PSA Group, Renault, and Suzuki are all reportedly in making a deal

DRB-Hicom, the Malaysian conglomerate that owns Proton is reportedly looking into selling a stake in the auto brand in an effort to jolt some life back to the beleaguered company after years of toiling in automotive mediocrity. Automotive News Europe is reporting that Lotus could also be sold depending on the offer DRB-Hicom gets for the U.K.-based sports car brand.

Proton’s woes as an automaker has never been a secret within the industry. What used to be a company that dominated the Malaysian market in the 1990’s has been relegated to an afterthought, thanks in large part to its cars being poorly received by the market in addition to weak after-sales services and increasing competition brought about by the growing globalization of the industry. Proton’s status is so weak at this point that even a financial aid of 1.5 billion ringgit ($365 million based on current exchange rates) from the Malaysian government has failed in reinvigorating the once proud company.

A person familiar with the situation told Automotive News Europe that Proton sent out feelers to as many as 20 automakers earlier this year to feel out the marketplace for a potential buyer. It’s unclear how many companies replied to Proton’s request for proposals, but it is believed that the PSA Group (the parent firm of Peugeot and Citroen), Renault, and Suzuki all responded to the request.

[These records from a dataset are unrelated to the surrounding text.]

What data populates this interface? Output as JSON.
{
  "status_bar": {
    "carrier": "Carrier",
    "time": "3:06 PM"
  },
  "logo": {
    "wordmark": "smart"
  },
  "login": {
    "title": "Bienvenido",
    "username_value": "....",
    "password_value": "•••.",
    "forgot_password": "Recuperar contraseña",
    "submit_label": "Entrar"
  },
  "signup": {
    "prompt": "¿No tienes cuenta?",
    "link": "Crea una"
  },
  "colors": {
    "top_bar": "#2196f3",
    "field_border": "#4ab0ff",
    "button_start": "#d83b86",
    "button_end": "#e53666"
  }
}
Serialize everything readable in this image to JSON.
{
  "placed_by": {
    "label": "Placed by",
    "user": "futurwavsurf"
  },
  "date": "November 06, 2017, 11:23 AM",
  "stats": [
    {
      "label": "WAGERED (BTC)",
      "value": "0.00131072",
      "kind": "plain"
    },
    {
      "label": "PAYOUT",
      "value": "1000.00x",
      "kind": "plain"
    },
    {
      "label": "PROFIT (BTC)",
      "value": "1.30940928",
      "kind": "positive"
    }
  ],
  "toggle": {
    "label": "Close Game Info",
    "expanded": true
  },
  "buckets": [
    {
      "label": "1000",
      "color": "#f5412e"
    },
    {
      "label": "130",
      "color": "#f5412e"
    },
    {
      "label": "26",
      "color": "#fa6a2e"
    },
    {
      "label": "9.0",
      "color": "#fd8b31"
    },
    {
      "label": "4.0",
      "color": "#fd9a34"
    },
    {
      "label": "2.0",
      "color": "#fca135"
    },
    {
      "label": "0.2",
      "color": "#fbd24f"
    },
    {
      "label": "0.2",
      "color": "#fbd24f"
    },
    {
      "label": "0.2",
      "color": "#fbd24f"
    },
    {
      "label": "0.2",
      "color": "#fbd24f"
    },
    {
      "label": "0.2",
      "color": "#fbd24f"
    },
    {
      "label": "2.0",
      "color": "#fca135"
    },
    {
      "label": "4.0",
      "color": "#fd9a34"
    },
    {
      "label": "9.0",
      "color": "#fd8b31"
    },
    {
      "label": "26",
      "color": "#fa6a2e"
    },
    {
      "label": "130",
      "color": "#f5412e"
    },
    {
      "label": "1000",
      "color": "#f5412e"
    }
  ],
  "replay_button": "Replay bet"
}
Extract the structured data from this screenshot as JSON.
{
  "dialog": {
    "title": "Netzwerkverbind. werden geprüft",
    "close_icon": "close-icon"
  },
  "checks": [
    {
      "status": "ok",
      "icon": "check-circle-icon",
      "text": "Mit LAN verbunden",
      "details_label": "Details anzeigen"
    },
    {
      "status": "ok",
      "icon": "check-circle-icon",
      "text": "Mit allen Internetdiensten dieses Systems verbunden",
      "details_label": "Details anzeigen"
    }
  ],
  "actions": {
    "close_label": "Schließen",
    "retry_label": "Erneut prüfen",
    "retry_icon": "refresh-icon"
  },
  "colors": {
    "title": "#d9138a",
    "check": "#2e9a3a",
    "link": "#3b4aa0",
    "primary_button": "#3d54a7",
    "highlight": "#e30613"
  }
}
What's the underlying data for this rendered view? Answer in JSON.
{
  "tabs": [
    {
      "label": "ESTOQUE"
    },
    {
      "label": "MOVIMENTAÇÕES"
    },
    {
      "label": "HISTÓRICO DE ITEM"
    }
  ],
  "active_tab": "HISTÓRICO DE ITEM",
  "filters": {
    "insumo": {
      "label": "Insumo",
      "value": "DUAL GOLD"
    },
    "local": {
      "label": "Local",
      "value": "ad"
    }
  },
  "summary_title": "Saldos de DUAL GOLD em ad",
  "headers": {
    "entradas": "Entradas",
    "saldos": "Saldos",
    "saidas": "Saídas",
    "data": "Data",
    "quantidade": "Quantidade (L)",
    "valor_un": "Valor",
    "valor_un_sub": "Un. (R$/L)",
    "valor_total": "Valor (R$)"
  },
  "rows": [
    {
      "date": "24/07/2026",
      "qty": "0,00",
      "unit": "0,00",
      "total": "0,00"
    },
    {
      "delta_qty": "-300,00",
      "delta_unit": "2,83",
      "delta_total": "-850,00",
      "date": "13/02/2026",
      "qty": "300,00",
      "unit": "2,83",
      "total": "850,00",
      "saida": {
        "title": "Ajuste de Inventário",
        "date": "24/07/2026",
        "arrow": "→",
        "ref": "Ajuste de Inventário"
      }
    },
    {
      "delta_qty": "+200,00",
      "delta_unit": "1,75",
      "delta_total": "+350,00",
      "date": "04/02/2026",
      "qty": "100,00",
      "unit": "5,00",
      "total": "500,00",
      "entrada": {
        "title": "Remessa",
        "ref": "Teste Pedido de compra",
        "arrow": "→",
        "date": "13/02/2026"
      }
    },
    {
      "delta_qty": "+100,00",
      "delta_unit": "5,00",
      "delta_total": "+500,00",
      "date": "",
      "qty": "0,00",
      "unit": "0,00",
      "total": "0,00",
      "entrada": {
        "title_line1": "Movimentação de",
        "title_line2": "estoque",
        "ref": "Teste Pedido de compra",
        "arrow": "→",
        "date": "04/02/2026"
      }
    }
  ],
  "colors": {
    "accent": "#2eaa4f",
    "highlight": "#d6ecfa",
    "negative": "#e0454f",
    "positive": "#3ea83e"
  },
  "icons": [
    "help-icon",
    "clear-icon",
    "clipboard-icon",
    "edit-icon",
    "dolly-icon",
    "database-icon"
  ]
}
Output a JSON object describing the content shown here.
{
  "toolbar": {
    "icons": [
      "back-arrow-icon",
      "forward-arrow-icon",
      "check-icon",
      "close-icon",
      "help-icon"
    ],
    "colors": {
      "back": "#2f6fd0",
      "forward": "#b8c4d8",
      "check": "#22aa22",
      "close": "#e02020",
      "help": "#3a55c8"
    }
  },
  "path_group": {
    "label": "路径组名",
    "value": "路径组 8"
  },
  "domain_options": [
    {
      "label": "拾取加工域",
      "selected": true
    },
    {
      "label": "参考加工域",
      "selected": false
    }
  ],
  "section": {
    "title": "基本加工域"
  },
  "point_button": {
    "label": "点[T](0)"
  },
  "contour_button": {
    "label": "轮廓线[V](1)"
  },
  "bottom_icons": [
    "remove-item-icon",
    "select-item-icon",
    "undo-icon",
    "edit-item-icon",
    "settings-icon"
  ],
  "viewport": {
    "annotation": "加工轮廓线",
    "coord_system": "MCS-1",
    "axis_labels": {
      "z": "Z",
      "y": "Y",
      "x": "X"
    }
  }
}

DRB-Hicom has also reportedly opened the door for a buyer to to gain a majority stake in Proton. It’s a remarkable about-face by the company from previous attempts to search for a foreign partner, most notably in 2007 when both the Volkswagen Group and General Motors expressed interest in buying shares of Proton, only to be rebuffed by the Malaysian government because it didn’t want to give a controlling stake in the company.

Continue after the jump to read the full story.

What’s the benefit for those who take up DRB-Hicom’s offer?

A lot of people might wonder why automakers like PSA, Renault, and Suzuki are interested in buying shares in Proton when the Malaysian automaker has barely registered a dent in the industry in a long time. On the surface, it does sound like a questionable deal, but if you look past Proton’s appeal as a brand, there are some potential attractions that could entice any of the three interested automakers (and possibly more) to make a play for the Malaysian automaker.

One of the most important takeaways from buying into Proton is the ability to use the company’s manufacturing capacity, which, according to Auto News has been underutilized in the past few years. Proton reportedly has two production facilities in Malaysia that can produce north of 400,000 cars per year. Thing is, Proton hasn’t been able to use them to their full capacity of because of the difficulties in finding buyers for its models.

If a foreign partner can get its hands on those facilities, it could provide a very strategic opportunity to build its models there and capitalize on selling these models in the Southeast Asian market, considered by many as one of the fast growing regions for automakers in the world.

Then there’s Lotus, a brand that has slowly gotten back to being relevant under the stewardship of CEO Jean-Marc Giles. It’s unclear how interested DRB-Hicom is in selling shares of Lotus but even as a brand that has found some direction and purpose, it’s telling of Proton’s struggles that the parent company for both brands is even considering the possibility of putting some Lotus shares up on the market too.

One thing’s for sure: this is a story that’s only going to get more interesting in the coming months.